The term independent of x in the expansion of $$\left(\frac{1}{60} - \frac{x^8}{81}\right) \cdot \left(2x^2 - \frac{3}{x^2}\right)^6$$ is equal to

First, we observe that the given expression is a product of two factors:

$$\left(\frac1{60}-\frac{x^{8}}{81}\right)\left(2x^{2}-\frac{3}{x^{2}}\right)^{6}.$$

The term independent of $$x$$ (that is, the constant term) will come from appropriate selections inside this product so that all powers of $$x$$ cancel out.

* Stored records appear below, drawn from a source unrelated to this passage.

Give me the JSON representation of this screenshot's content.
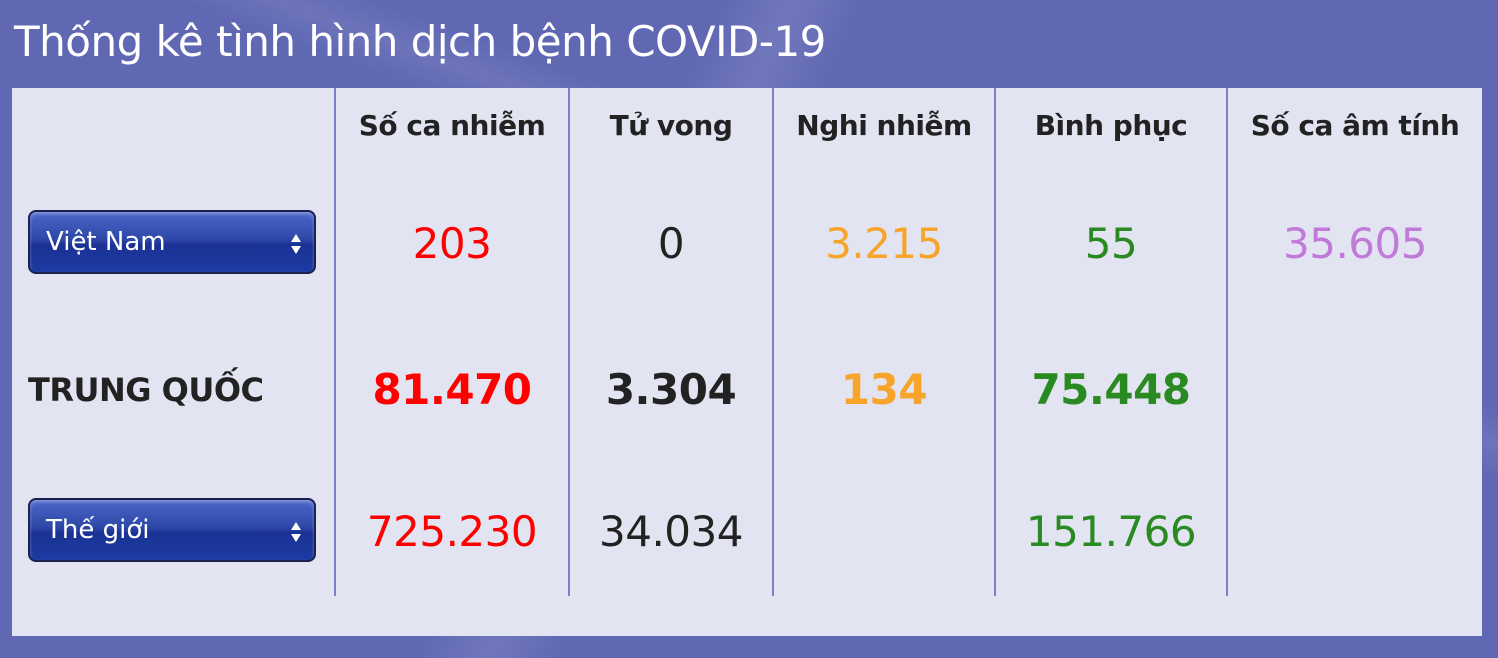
{
  "title": "Thống kê tình hình dịch bệnh COVID-19",
  "columns": [
    "Số ca nhiễm",
    "Tử vong",
    "Nghi nhiễm",
    "Bình phục",
    "Số ca âm tính"
  ],
  "colors": {
    "infected": "#ff0000",
    "deaths": "#222222",
    "suspected": "#f7a42b",
    "recovered": "#2a8a22",
    "negative": "#c07ad8"
  },
  "rows": {
    "vietnam": {
      "selector_value": "Việt Nam",
      "infected": "203",
      "deaths": "0",
      "suspected": "3.215",
      "recovered": "55",
      "negative": "35.605"
    },
    "china": {
      "label": "TRUNG QUỐC",
      "infected": "81.470",
      "deaths": "3.304",
      "suspected": "134",
      "recovered": "75.448"
    },
    "world": {
      "selector_value": "Thế giới",
      "infected": "725.230",
      "deaths": "34.034",
      "recovered": "151.766"
    }
  },
  "icons": {
    "selector_arrows": "up-down-arrows-icon"
  }
}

We begin by expanding the second factor using the binomial theorem. The binomial theorem states:

$$(a+b)^{n}=\sum_{k=0}^{n}\binom{n}{k}\,a^{\,n-k}\,b^{\,k}.$$

Here we identify $$a = 2x^{2}$$, $$b = -\dfrac{3}{x^{2}}$$ and $$n = 6$$. Hence the general term in the expansion of $$\left(2x^{2}-\dfrac{3}{x^{2}}\right)^{6}$$ is

$$T_{k}= \binom{6}{k}\left(2x^{2}\right)^{6-k}\left(-\frac{3}{x^{2}}\right)^{k}.$$ Simplifying the powers of $$x$$, we have

$$T_{k}= \binom{6}{k}\,2^{\,6-k}\,(-3)^{k}\,x^{\,2(6-k)}\,x^{-2k} = \binom{6}{k}\,2^{\,6-k}\,(-3)^{k}\,x^{\,12-4k}.$$

So $$T_{k}$$ contributes a power $$x^{\,12-4k}$$.

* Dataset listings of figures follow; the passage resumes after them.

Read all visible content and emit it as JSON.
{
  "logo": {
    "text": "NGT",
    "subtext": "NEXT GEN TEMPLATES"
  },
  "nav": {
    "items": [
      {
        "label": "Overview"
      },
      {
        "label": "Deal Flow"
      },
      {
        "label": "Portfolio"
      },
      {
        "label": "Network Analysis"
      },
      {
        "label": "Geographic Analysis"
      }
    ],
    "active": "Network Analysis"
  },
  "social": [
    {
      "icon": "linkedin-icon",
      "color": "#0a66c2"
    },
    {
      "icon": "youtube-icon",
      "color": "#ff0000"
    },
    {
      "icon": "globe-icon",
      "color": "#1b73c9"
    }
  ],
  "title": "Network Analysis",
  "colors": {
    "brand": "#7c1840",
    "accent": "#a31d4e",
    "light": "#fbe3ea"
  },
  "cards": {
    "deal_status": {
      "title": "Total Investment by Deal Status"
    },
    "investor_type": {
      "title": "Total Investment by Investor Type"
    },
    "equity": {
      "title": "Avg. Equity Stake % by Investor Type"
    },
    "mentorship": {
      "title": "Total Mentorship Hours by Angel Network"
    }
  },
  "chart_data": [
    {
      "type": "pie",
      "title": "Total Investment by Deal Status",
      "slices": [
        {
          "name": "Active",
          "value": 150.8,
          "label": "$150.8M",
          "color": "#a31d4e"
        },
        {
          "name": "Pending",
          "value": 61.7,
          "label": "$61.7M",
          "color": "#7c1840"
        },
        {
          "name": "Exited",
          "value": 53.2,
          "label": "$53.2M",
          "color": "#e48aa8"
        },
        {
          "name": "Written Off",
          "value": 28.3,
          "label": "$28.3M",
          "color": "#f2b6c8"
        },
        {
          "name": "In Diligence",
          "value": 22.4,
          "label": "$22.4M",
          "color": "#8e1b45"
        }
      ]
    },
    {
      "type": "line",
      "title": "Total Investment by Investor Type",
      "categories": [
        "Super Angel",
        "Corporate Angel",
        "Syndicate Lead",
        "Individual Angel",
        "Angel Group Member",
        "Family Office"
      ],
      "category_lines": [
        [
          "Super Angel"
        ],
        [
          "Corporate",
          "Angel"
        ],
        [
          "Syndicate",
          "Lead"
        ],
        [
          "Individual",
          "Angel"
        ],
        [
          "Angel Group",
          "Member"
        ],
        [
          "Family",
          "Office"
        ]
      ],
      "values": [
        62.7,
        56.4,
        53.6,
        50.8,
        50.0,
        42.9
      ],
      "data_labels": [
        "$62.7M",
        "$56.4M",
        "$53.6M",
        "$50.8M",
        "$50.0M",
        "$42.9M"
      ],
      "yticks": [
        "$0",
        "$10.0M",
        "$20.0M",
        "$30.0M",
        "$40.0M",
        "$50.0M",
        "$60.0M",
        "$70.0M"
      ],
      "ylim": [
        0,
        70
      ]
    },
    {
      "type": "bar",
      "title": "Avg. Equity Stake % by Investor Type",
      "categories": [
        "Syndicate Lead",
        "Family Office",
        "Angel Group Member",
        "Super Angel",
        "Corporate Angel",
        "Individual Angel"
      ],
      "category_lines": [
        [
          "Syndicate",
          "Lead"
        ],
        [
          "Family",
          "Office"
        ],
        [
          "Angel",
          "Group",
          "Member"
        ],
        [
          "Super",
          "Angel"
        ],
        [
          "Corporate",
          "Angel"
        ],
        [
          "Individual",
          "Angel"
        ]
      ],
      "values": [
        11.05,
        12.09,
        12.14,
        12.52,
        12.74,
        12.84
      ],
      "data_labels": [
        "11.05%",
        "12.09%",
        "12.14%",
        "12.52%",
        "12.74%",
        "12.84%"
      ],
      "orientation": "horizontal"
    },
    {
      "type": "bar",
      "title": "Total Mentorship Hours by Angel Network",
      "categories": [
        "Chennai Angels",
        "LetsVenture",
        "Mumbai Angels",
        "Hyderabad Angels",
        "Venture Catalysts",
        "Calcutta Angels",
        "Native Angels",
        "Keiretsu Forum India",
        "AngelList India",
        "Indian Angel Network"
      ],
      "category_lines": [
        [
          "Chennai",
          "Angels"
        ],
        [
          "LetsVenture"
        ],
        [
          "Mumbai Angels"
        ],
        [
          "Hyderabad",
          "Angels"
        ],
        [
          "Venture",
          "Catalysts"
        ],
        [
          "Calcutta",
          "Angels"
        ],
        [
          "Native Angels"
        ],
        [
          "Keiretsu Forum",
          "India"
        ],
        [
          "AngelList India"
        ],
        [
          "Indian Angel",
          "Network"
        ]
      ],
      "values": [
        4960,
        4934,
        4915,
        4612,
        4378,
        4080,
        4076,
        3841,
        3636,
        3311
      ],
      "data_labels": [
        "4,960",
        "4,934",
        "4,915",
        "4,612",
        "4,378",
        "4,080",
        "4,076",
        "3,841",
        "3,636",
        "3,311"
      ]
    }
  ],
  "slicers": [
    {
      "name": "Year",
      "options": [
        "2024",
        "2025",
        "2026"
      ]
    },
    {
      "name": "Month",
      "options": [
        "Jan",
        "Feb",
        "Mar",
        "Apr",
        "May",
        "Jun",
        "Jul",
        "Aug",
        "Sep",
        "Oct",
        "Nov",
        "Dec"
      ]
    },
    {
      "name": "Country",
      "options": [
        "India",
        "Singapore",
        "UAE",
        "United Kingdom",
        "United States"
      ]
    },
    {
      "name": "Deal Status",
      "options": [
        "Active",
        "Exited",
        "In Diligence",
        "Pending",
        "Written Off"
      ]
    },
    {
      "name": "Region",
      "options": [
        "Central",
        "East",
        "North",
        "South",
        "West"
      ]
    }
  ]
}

Now we multiply each term $$T_{k}$$ by the two terms in the first factor $$\left(\dfrac1{60} - \dfrac{x^{8}}{81}\right)$$ and see when the overall power of $$x$$ becomes zero.

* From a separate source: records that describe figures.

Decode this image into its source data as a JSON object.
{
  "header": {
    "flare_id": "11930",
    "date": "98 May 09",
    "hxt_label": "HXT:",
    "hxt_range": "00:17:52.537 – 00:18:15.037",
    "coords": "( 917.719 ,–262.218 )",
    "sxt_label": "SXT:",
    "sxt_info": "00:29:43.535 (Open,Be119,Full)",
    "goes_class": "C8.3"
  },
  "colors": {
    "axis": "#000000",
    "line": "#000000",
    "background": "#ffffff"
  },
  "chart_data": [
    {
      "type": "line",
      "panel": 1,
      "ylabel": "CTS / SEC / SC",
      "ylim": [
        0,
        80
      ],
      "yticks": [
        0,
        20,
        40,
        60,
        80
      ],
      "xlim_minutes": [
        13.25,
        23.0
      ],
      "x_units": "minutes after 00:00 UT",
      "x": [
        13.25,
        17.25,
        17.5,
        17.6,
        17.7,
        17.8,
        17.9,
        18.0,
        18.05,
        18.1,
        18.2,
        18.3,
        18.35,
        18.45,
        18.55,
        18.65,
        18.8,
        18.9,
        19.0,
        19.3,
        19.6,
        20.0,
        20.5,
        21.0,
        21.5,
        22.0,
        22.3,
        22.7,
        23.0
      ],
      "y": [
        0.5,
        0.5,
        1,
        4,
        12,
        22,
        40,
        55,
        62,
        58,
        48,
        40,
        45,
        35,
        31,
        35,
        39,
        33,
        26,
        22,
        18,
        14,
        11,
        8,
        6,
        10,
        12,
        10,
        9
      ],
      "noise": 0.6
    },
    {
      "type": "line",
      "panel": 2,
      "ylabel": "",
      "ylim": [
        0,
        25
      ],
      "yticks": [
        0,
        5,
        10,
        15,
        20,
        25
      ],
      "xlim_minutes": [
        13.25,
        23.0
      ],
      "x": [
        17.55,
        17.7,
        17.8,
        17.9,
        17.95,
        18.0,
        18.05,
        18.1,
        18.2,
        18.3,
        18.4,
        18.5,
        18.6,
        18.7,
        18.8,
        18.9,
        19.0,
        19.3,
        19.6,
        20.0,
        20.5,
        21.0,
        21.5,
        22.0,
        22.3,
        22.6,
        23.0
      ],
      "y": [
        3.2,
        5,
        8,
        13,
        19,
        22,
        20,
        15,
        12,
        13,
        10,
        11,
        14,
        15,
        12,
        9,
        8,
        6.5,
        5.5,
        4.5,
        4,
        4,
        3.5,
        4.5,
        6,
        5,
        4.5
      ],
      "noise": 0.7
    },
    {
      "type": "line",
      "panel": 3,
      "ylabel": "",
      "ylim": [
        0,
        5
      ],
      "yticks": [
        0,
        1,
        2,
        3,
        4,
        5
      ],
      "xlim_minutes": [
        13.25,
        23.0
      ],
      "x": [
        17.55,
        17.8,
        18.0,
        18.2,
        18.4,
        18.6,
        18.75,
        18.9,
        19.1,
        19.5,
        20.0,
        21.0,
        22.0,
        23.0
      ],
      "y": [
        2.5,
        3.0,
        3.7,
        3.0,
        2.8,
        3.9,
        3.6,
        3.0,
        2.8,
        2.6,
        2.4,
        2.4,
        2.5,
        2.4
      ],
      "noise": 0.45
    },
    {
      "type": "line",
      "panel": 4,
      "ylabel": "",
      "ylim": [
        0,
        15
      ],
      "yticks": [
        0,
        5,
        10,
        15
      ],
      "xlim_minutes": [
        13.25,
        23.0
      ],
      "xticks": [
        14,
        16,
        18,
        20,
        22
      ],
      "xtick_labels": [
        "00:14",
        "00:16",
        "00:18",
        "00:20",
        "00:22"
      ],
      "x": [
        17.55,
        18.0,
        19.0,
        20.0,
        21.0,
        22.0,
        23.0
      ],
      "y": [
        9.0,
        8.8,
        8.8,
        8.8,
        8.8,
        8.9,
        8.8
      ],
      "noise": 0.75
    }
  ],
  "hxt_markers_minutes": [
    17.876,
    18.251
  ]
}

Case 1: Choose $$\dfrac1{60}$$. The resulting power of $$x$$ is unchanged, so we need

$$12-4k = 0 \quad\Longrightarrow\quad 4k = 12 \quad\Longrightarrow\quad k = 3.$$

For $$k = 3$$ we compute the coefficient:

$$\binom{6}{3} = 20,\qquad 2^{\,6-3}=2^{3}=8,\qquad (-3)^{3}=-27.$$

Multiplying,

$$\binom{6}{3}\,2^{3}\,(-3)^{3}=20 \times 8 \times (-27)= -4320.$$

We still have the factor $$\dfrac1{60}$$, so the contribution to the constant term is

$$\frac1{60}\times(-4320)= -\frac{4320}{60}= -72.$$

Case 2: Choose $$-\dfrac{x^{8}}{81}$$. The extra factor $$x^{8}$$ changes the power, so we now need

$$12-4k + 8 = 0 \quad\Longrightarrow\quad 20-4k = 0 \quad\Longrightarrow\quad k = 5.$$

For $$k = 5$$ we compute the coefficient:

$$\binom{6}{5}=6,\qquad 2^{\,6-5}=2,\qquad (-3)^{5} = -243.$$

Thus,

$$\binom{6}{5}\,2\,(-3)^{5}=6 \times 2 \times (-243)= -2916.$$

Multiplying by the prefactor $$-\dfrac1{81}$$ gives

$$-\frac1{81}\times(-2916)=\frac{2916}{81}=36.$$

Adding the two contributions obtained in Case 1 and Case 2, the net constant term is

$$-72 + 36 = -36.$$

Hence, the correct answer is Option D.